Another employee asked Zuckerberg how he weighs the pros and cons of end-to-end message encryption, the highly regarded security measure that obscures content until it reaches its intended recipient. Earlier in the day, Facebook said it would not abandon plans to encrypt messages sent via Facebook Messenger and Instagram Direct in response to a letter from Attorney General William Barr requesting law enforcement access to messages on the company’s apps. The New York Times reported that Facebook Messenger was one of the favored platforms for pedophiles to exchange images and videos of child exploitation but that Facebook was one of the best partners to law enforcement aimed at preventing and prosecuting the crimes.

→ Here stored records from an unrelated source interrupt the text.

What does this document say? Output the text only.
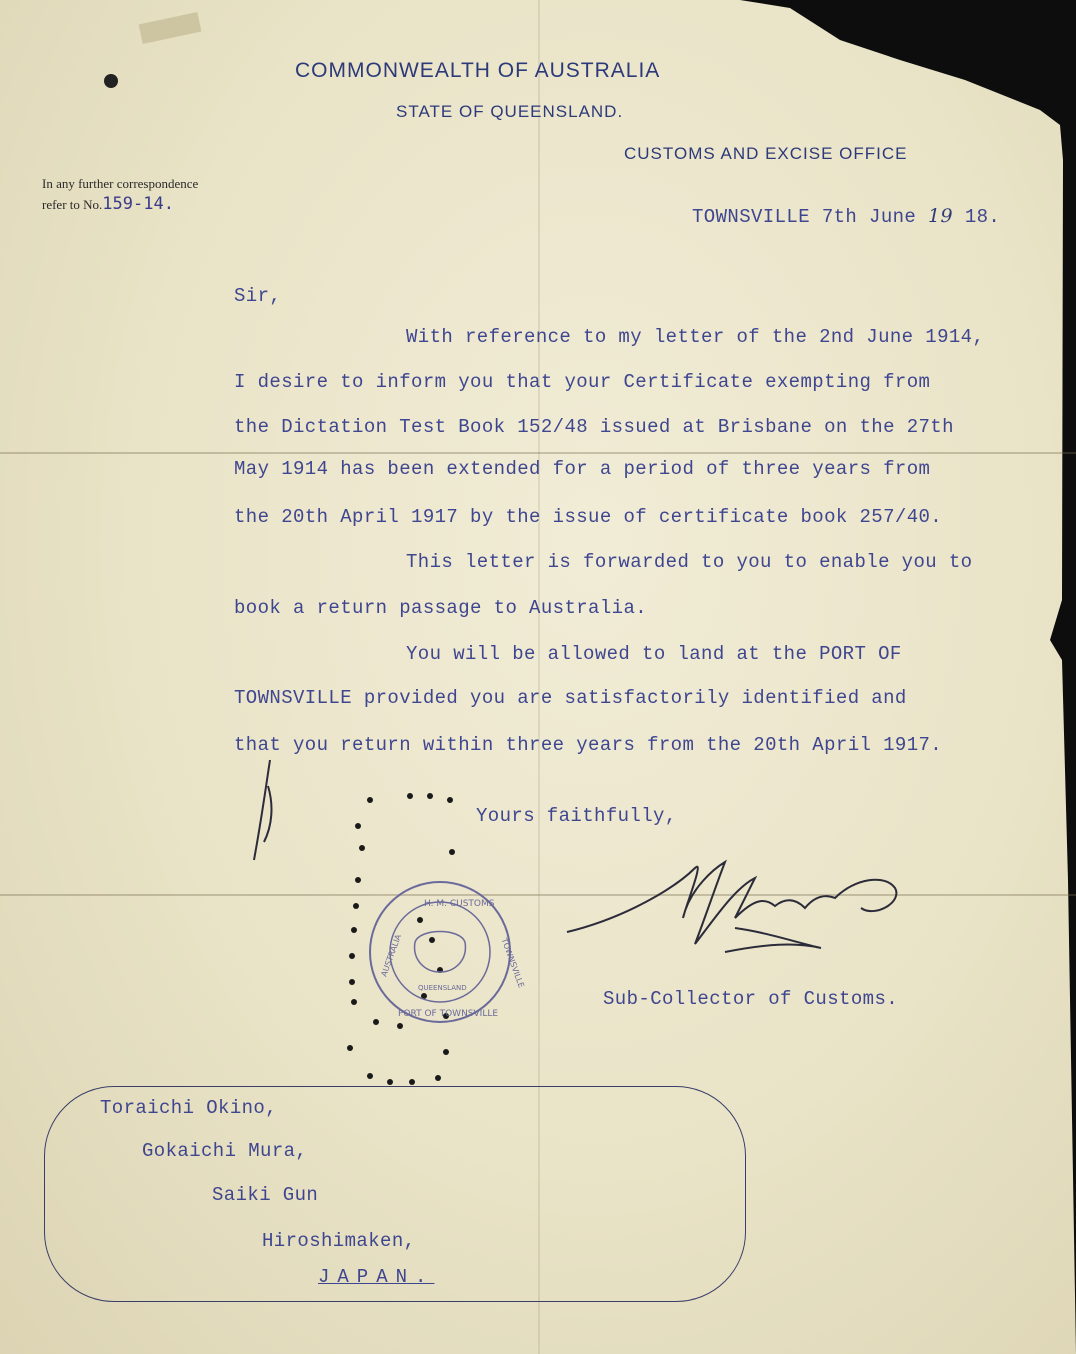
COMMONWEALTH OF AUSTRALIA
STATE OF QUEENSLAND.
CUSTOMS AND EXCISE OFFICE
In any further correspondence
refer to No.159-14.
TOWNSVILLE 7th June 19 18.
Sir,
With reference to my letter of the 2nd June 1914,
I desire to inform you that your Certificate exempting from
the Dictation Test Book 152/48 issued at Brisbane on the 27th
May 1914 has been extended for a period of three years from
the 20th April 1917 by the issue of certificate book 257/40.
This letter is forwarded to you to enable you to
book a return passage to Australia.
You will be allowed to land at the PORT OF
TOWNSVILLE provided you are satisfactorily identified and
that you return within three years from the 20th April 1917.
Yours faithfully,
H. M. CUSTOMS
AUSTRALIA	TOWNSVILLE
PORT OF TOWNSVILLE
QUEENSLAND	Sub-Collector of Customs.
Toraichi Okino,
Gokaichi Mura,
Saiki Gun
Hiroshimaken,
JAPAN.
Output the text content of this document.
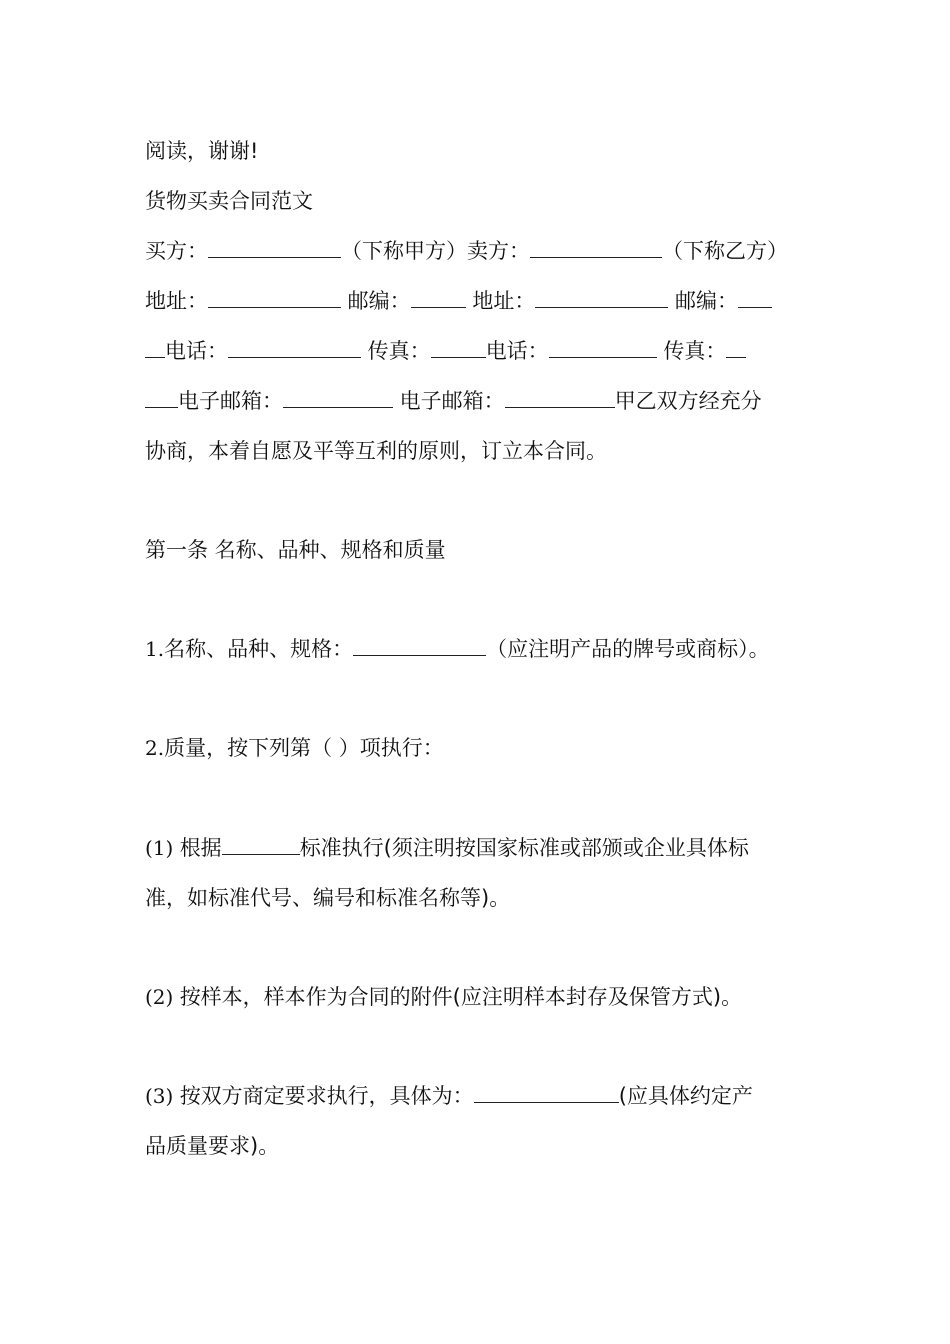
阅读，谢谢!
货物买卖合同范文
买方：	（下称甲方）卖方：	（下称乙方）
地址：	邮编：	地址：	邮编：
电话：	传真：	电话：	传真：
电子邮箱：	电子邮箱：	甲乙双方经充分
协商，本着自愿及平等互利的原则，订立本合同。
第一条 名称、品种、规格和质量
1.名称、品种、规格：	（应注明产品的牌号或商标）。
2.质量，按下列第（ ）项执行：
(1) 根据	标准执行(须注明按国家标准或部颁或企业具体标
准，如标准代号、编号和标准名称等)。
(2) 按样本，样本作为合同的附件(应注明样本封存及保管方式)。
(3) 按双方商定要求执行，具体为：	(应具体约定产
品质量要求)。
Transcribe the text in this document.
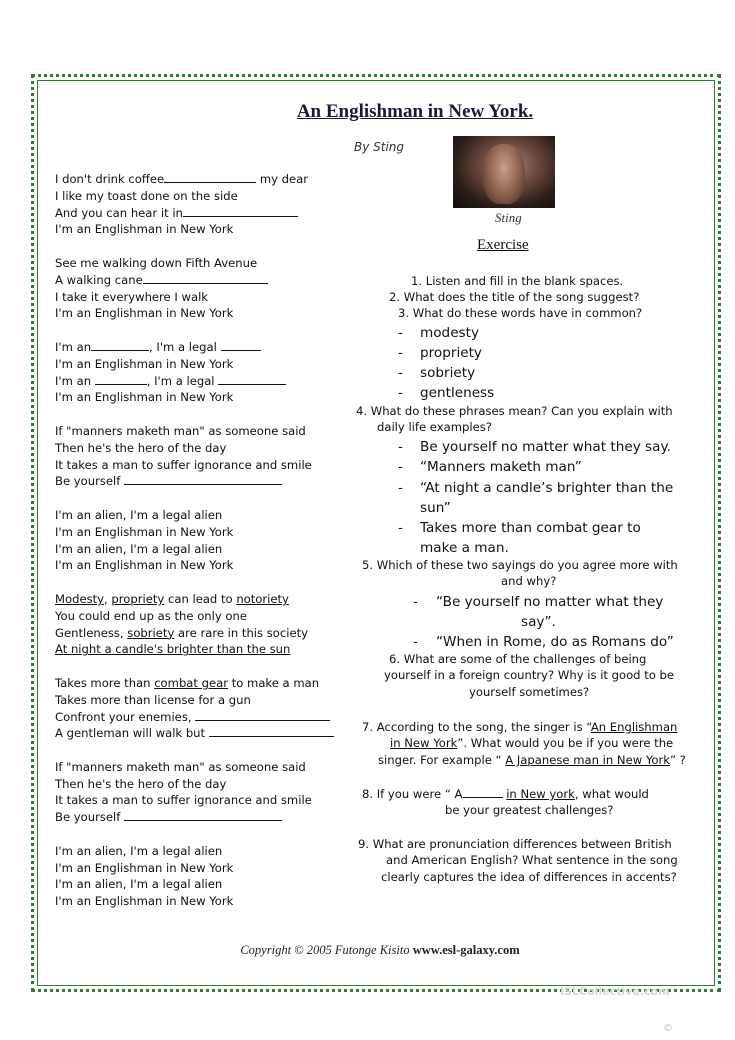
An Englishman in New York.
By Sting
Sting
Exercise
I don't drink coffee	my dear
I like my toast done on the side
And you can hear it in
I'm an Englishman in New York
See me walking down Fifth Avenue
A walking cane
I take it everywhere I walk
I'm an Englishman in New York
I'm an	, I'm a legal
I'm an Englishman in New York
I'm an	, I'm a legal
I'm an Englishman in New York
If "manners maketh man" as someone said
Then he's the hero of the day
It takes a man to suffer ignorance and smile
Be yourself
I'm an alien, I'm a legal alien
I'm an Englishman in New York
I'm an alien, I'm a legal alien
I'm an Englishman in New York
Modesty, propriety can lead to notoriety
You could end up as the only one
Gentleness, sobriety are rare in this society
At night a candle's brighter than the sun
Takes more than combat gear to make a man
Takes more than license for a gun
Confront your enemies,
A gentleman will walk but
If "manners maketh man" as someone said
Then he's the hero of the day
It takes a man to suffer ignorance and smile
Be yourself
I'm an alien, I'm a legal alien
I'm an Englishman in New York
I'm an alien, I'm a legal alien
I'm an Englishman in New York
1. Listen and fill in the blank spaces.
2. What does the title of the song suggest?
3. What do these words have in common?
- modesty
- propriety
- sobriety
- gentleness
4. What do these phrases mean? Can you explain with
daily life examples?
- Be yourself no matter what they say.
- “Manners maketh man”
- “At night a candle’s brighter than the
sun”
- Takes more than combat gear to
make a man.
5. Which of these two sayings do you agree more with
and why?
- “Be yourself no matter what they
say”.
- “When in Rome, do as Romans do”
6. What are some of the challenges of being
yourself in a foreign country? Why is it good to be
yourself sometimes?
7. According to the song, the singer is “An Englishman
in New York”. What would you be if you were the
singer. For example “ A Japanese man in New York” ?
8. If you were “ A	in New york, what would
be your greatest challenges?
9. What are pronunciation differences between British
and American English? What sentence in the song
clearly captures the idea of differences in accents?
Copyright © 2005 Futonge Kisito www.esl-galaxy.com
ISLCollective.com
©
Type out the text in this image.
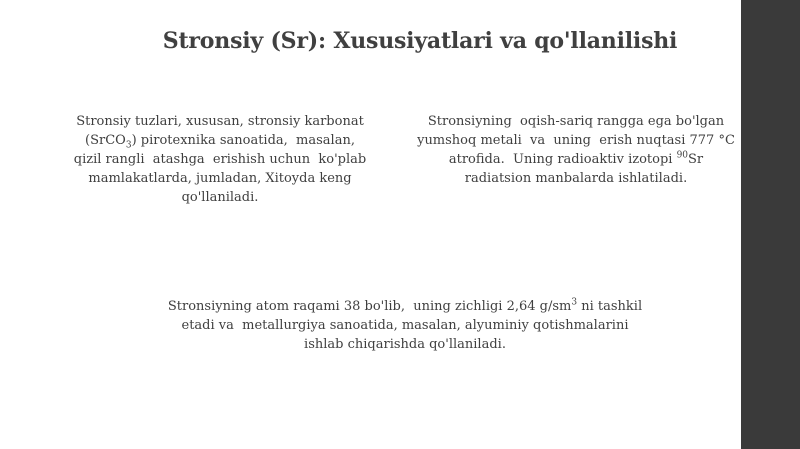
Stronsiy (Sr): Xususiyatlari va qo'llanilishi
Stronsiy tuzlari, xususan, stronsiy karbonat
(SrCO$_3$) pirotexnika sanoatida,  masalan,
qizil rangli  atashga  erishish uchun  ko'plab
mamlakatlarda, jumladan, Xitoyda keng
qo'llaniladi.
Stronsiyning  oqish-sariq rangga ega bo'lgan
yumshoq metali  va  uning  erish nuqtasi 777 °C
atrofida.  Uning radioaktiv izotopi $^{90}$Sr
radiatsion manbalarda ishlatiladi.
Stronsiyning atom raqami 38 bo'lib,  uning zichligi 2,64 $g/sm^3$ ni tashkil
etadi va  metallurgiya sanoatida, masalan, alyuminiy qotishmalarini
ishlab chiqarishda qo'llaniladi.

Zuckerberg said the team working to identify child predators would be able to pick them out by looking at “patterns of behavior” rather than their messages and that he still believed encrypting the messaging apps would be worth the tradeoffs.

"The top messaging app in the United States is iMessage. It’s end-to-end encrypted. People want that,” he said.

Another employee, seemingly half-joking, asked Zuckerberg to respond to Bernie Sanders’ assertion that “Billionaires should not exist.” The CEO’s net worth is roughly $67 billion.

“No one deserves to have that much money,” he said. “At some level it’s not fair, but it may be optimal, or better than the alternative, which is the government chooses everything.” He cited the foundation he started with his wife, the Chan Zuckerberg Initiative, and its funding for scientific research.